Location of pure-ftpd files
Although the GUI for the manager doesn't start up, the pure-ftpd application is still operational under Leopard. In other words, the server will still work, we just don't have the nice interface.

The application itself should still be located at /usr/local/sbin/pure-ftpd, with man files at /usr/local/man/man8/pure-ftpd.8. The associated files, including the self-signed certificate, should still be located under the /private/etc/pure-ftpd/ directory. If you don't have them on your machine because you did a clean erase-and-install, migrating the files from your backup should do the trick. All the files should be owned by root:wheel.

Firewall Issues
Make sure that the Mac OS X FTP server is turned off under the Sharing system preferences. I dislike the interface of the Leopard firewall, and I couldn't get it to punch the right holes for pure-ftpd. If you have an external hardware firewall, you may just want to allow all connections under the Security / Firewall system preference. To properly configure the Mac OS X firewall, I recommend WaterRoof.

Server Startup
Now it's just a matter of starting up the server. It can be started in principle using
sudo /usr/local/sbin/pure-ftpd
in the terminal. However, to have any semblance of the server running as it was using the PureFTPd Manager, some options are necessary. A full list of options is available from the official site here.
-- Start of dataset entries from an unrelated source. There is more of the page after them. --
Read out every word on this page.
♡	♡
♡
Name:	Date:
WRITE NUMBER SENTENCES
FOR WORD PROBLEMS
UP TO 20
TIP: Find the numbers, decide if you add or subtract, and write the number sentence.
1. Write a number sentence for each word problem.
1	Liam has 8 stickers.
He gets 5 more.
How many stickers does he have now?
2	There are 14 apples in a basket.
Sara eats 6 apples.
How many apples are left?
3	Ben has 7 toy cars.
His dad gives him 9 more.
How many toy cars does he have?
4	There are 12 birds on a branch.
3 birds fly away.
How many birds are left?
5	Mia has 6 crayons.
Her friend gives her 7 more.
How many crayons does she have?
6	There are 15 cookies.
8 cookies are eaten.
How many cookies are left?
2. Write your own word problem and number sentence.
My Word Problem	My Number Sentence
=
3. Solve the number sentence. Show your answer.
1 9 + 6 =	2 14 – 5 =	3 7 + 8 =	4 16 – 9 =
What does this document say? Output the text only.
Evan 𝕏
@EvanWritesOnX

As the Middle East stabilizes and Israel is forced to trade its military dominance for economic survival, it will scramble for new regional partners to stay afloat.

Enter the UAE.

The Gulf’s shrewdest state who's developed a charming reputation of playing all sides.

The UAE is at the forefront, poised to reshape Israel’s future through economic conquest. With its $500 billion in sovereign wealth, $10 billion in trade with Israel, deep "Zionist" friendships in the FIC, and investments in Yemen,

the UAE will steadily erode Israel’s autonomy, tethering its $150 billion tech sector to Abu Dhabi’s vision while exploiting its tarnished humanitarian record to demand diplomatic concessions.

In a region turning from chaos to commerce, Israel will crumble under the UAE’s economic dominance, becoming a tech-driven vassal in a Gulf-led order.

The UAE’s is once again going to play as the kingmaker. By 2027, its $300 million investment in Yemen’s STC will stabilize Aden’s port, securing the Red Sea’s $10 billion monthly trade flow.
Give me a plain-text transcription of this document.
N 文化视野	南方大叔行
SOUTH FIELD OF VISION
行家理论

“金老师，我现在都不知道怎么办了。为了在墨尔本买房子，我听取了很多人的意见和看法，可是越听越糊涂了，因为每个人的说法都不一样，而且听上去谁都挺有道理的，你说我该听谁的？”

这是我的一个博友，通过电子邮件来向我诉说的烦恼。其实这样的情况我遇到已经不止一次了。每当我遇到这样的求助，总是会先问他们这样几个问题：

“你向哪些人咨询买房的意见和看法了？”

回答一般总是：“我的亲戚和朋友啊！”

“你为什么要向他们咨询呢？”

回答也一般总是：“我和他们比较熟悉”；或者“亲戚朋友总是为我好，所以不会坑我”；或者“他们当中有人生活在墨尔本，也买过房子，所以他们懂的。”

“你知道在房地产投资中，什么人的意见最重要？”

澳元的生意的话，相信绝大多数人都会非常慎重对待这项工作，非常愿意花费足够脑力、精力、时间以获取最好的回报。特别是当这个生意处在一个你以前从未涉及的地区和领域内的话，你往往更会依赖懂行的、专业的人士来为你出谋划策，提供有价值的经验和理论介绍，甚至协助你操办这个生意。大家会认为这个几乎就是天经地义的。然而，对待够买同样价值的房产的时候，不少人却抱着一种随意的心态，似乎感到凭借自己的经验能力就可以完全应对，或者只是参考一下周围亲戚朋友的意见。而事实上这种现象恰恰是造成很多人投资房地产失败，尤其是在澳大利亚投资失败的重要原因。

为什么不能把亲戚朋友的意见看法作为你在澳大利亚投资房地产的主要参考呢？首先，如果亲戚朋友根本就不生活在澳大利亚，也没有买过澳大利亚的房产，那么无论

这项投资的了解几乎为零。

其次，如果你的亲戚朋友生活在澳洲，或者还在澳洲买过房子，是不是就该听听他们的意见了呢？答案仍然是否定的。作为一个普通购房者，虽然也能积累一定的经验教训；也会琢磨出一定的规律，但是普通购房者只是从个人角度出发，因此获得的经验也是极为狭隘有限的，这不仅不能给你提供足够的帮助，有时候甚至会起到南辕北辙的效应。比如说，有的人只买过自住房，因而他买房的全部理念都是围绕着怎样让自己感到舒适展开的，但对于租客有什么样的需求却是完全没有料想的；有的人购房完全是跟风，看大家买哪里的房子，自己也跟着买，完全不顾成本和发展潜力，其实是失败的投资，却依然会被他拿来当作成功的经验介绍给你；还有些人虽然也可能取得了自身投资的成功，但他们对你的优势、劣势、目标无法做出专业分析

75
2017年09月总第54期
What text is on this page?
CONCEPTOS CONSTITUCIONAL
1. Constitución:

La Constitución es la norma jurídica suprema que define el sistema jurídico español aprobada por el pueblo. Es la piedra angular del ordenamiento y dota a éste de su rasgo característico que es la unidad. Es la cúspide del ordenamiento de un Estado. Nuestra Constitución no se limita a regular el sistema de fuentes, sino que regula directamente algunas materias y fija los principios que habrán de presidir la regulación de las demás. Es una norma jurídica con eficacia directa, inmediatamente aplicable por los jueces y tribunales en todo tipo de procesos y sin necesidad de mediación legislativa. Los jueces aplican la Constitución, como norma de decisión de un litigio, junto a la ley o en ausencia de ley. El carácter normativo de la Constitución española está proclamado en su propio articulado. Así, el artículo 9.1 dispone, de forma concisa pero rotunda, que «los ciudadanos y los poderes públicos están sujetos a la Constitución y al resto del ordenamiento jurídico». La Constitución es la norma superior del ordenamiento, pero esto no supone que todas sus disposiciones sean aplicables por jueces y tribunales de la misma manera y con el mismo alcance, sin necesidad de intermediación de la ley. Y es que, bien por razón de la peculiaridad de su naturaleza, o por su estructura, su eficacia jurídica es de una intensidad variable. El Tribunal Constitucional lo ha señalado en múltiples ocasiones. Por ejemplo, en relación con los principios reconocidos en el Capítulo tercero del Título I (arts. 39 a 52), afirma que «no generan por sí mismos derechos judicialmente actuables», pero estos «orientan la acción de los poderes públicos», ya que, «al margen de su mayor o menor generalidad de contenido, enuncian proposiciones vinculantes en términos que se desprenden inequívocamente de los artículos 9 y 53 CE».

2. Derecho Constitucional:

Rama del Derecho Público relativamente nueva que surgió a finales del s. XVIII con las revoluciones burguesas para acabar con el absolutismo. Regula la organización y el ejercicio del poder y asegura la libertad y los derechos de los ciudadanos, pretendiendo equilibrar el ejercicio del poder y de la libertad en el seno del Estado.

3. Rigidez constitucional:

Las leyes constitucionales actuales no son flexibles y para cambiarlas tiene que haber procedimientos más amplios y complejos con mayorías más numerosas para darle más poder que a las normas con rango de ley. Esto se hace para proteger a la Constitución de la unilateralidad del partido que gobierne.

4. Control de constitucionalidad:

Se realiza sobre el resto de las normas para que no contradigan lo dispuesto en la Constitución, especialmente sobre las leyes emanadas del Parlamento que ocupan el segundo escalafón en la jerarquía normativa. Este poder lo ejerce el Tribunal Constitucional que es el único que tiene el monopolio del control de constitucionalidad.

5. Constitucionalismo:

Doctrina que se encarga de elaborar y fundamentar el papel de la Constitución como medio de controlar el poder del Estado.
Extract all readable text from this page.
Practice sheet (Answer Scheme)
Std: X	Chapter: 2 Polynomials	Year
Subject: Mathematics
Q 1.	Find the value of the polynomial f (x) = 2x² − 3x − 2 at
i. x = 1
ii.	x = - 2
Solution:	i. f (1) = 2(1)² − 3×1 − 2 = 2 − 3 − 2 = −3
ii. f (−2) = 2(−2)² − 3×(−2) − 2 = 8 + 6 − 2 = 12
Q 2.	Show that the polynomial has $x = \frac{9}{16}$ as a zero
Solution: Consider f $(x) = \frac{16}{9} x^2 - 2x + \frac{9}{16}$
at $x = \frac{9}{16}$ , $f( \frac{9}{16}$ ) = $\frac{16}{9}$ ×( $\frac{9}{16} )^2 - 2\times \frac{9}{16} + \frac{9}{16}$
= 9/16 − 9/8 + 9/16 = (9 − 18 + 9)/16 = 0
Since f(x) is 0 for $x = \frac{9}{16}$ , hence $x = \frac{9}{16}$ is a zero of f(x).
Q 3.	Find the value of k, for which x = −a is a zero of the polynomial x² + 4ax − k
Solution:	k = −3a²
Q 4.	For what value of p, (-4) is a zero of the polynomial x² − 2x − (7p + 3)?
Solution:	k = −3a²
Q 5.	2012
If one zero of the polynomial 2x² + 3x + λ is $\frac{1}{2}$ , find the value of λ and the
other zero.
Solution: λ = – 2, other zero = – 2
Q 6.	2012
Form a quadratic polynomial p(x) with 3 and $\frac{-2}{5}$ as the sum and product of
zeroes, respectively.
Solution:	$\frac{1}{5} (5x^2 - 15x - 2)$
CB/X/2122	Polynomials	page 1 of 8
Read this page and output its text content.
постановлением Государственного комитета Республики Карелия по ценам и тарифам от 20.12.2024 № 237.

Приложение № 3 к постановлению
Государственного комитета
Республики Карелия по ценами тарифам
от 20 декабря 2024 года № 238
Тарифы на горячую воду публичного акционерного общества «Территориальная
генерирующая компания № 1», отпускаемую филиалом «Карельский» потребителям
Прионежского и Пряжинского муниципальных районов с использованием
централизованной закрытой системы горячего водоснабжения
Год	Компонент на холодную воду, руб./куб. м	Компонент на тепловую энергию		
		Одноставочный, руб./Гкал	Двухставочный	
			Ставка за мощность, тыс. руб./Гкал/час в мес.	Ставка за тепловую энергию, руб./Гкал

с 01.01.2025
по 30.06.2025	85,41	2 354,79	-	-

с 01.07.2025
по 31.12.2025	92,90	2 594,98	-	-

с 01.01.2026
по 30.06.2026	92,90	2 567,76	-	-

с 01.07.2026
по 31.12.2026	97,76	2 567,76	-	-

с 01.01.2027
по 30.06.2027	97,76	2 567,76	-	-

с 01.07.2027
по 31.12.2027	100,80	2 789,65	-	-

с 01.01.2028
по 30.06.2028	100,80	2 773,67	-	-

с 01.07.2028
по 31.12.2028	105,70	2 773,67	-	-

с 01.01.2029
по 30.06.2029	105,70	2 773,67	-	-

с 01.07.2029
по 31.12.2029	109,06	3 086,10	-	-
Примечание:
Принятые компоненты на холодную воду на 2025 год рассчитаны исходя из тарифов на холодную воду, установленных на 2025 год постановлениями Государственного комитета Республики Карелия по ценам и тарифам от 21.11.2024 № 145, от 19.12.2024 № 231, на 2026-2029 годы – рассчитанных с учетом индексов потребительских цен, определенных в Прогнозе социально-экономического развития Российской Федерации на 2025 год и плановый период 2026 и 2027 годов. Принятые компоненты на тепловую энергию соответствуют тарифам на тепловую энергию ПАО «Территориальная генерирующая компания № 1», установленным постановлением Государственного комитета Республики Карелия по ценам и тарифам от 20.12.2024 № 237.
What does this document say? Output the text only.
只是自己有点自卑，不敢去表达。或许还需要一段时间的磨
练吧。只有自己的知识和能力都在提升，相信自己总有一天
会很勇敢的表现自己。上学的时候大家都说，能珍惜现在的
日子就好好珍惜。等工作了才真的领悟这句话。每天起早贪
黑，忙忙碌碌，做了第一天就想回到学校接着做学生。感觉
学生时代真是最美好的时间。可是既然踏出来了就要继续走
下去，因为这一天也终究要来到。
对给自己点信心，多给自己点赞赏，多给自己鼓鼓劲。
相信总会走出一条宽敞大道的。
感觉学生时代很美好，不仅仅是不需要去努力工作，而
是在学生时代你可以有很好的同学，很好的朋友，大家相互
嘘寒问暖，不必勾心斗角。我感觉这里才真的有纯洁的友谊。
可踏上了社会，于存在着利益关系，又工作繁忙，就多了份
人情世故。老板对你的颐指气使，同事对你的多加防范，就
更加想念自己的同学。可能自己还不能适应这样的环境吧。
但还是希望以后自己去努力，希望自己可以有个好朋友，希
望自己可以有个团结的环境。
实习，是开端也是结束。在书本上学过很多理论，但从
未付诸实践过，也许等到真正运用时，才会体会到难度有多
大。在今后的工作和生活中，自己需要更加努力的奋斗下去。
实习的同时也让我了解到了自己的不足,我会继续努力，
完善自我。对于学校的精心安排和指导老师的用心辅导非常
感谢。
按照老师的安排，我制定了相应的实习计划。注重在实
To avoid having to keep the Terminal application open, run it in the background using -B. To allow only TLS encrypted connections, use -Y 2. I use
sudo /usr/local/sbin/pure-ftpd -a 0 -B -c 5 -E -k 95 -p 50000:50010 -Y 2

which should read as all one line, of course. The other options restrict all users except root to their home directories (-a 0), allow a maximum of 5 connections total (-c 5), disable anonymous logins (-E), disable uploads if the hard drive is 95% full (-k 95) and allow passive connections to the port range 50000-50010 (-p 50000:50010).

After entering the command with your options, the FTP server should be accessible exactly as it was under your previous system.